One denim jacket and a few tied handkerchiefs later, Javed is preaching the Jersey gospel to anyone who will listen, finally finding the courage to damn the man and kiss the girl. He’s writing new poetry in earnest and pushing back against what he considers the mindless synth-pop of his peers. But writing won’t pay the bills, his father (Kulvinder Ghir) reminds him. It won’t reopen the auto plant, pay for his sister’s wedding, or stop the fascist National Front from spray-painting swastikas on his family’s home. Social and political unrest color nearly every frame of Blinded by the Light: Eliza is a rabble-rousing activist with hilariously-uptight Tory parents, Javed’s younger sister (Nikita Mehta as Shazia) is a closet rave rat, and a key scene concerns a literal culture clash between white nationalists and Pakistanis. Not content to merely celebrate Springsteen’s music on its soundtrack, Blinded by the Light’s story eagerly incorporates the themes of loneliness, heartsickness, and lost identity that made him a working-class hero.

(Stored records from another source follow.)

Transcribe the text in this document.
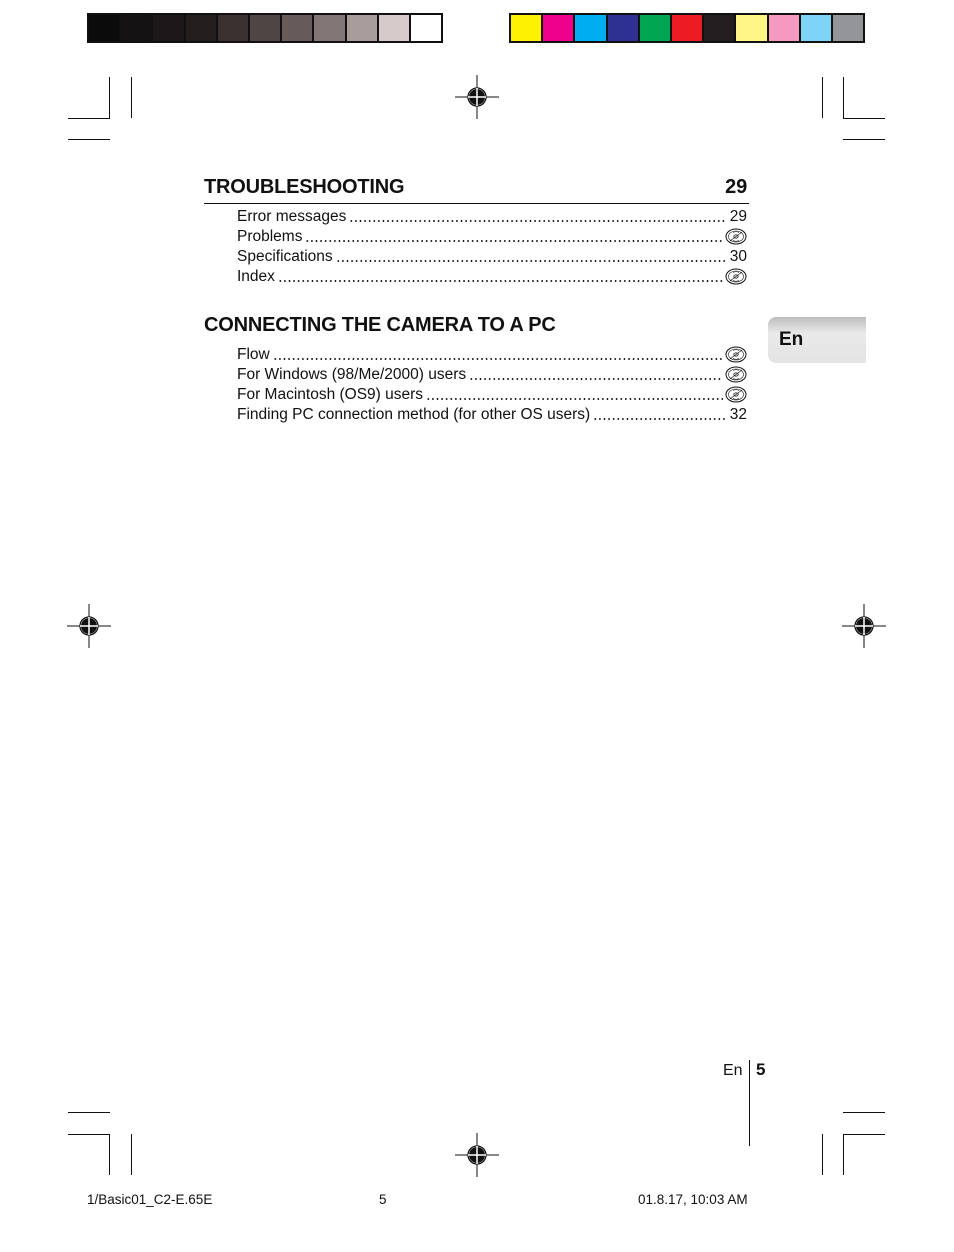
TROUBLESHOOTING	29
Error messages	29
Problems
Specifications	30
Index
CONNECTING THE CAMERA TO A PC
Flow
For Windows (98/Me/2000) users
For Macintosh (OS9) users
Finding PC connection method (for other OS users)	32
En
En 5
1/Basic01_C2-E.65E	5	01.8.17, 10:03 AM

But as much as Javed may still be frustrated by these roadblocks, his connection to his hero’s poetry at least gives him the words with which to process that frustration. That connection, appropriately enough, is all-consuming. Blinded by the Light can’t seem to decide if it’s a musical or not — there doesn’t seem to be any line between diegetic and non-diegetic music, and the “dancing on-screen lyrics” gimmick seems to come and go at will — but unlike the self-congratulatory Beatles adulation of Yesterday (to which this film will no doubt be compared), Blinded by the Light captures the true isolation of obsession. Javed starts finding it really, really difficult to talk to people who don’t speak Bruce, and would-be girlfriend Eliza finds his constant lyrical digressions equal parts endearing and unsettling. Chadha, Manzoor, and co-screenwriter Paul Mayeda Berges seem to know exactly how it feels to fall down an artistic rabbit hole, to get a song stuck in your head and find yourself listening to it over and over again for days just to get it out of there.

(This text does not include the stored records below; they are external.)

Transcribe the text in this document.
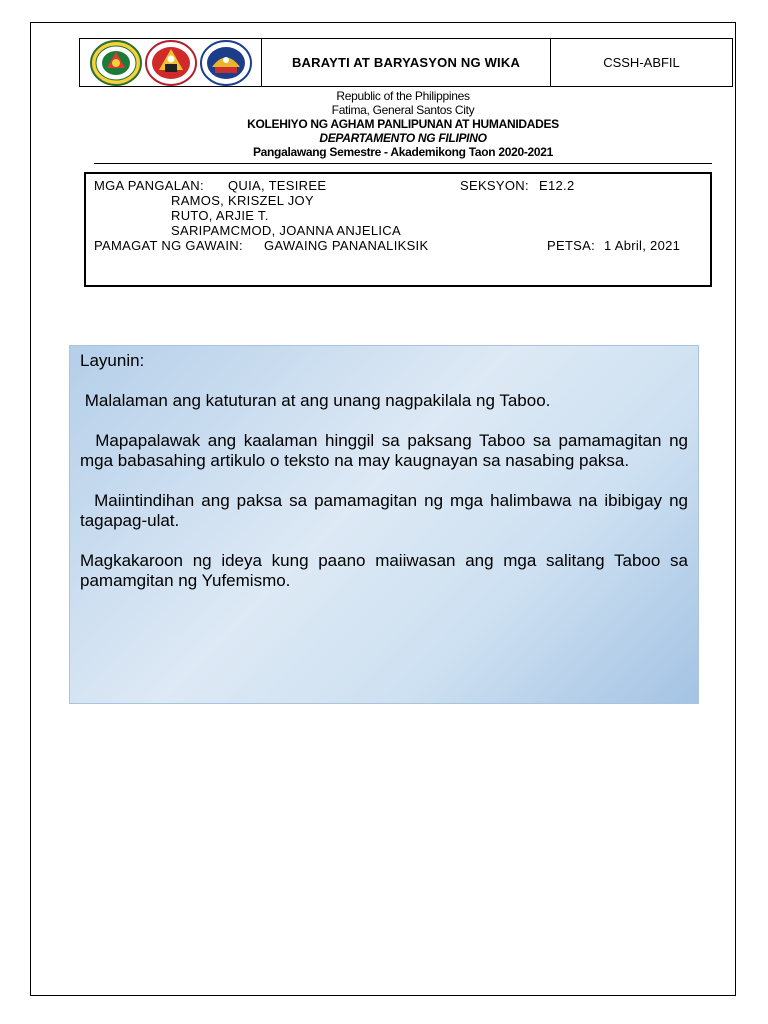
BARAYTI AT BARYASYON NG WIKA	CSSH-ABFIL
Republic of the Philippines
Fatima, General Santos City
KOLEHIYO NG AGHAM PANLIPUNAN AT HUMANIDADES
DEPARTAMENTO NG FILIPINO
Pangalawang Semestre - Akademikong Taon 2020-2021
MGA PANGALAN: QUIA, TESIREE	SEKSYON: E12.2
RAMOS, KRISZEL JOY
RUTO, ARJIE T.
SARIPAMCMOD, JOANNA ANJELICA
PAMAGAT NG GAWAIN: GAWAING PANANALIKSIK	PETSA: 1 Abril, 2021
Layunin:
Malalaman ang katuturan at ang unang nagpakilala ng Taboo.
Mapapalawak ang kaalaman hinggil sa paksang Taboo sa pamamagitan ng mga babasahing artikulo o teksto na may kaugnayan sa nasabing paksa.
Maiintindihan ang paksa sa pamamagitan ng mga halimbawa na ibibigay ng tagapag-ulat.
Magkakaroon ng ideya kung paano maiiwasan ang mga salitang Taboo sa pamamgitan ng Yufemismo.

Speaking of “over and over again,” however, the major glaring strike against Blinded by the Light is that it’s a solid thirty minutes too long. There’s nothing inherently wrong with a lengthy film (2019’s Avengers: Endgame and Once Upon a Time in Hollywood both clock in around three hours), but there are only so many Flock of Seagulls haircut gags and parental scoldings about duty and cultural tradition an audience can take over the course of two hours before things start to become tedious. Worse, the same three or four Springsteen songs are needle-dropped multiple times, muddling their thematic intent and making the wheel-spinning of the middle act even more apparent. One big musical number in the first hour leads us to expect there’ll be another at some point, but none materialize. It’s not a deal-breaker, but it is frustrating. Ultimately, Blinded by the Light is a bit of an aimless mess with its heart in the right place. It’s like a river that don’t know where it’s flowing, takes a wrong turn, and just keeps going. As a love letter to Springsteen, that feels just about right.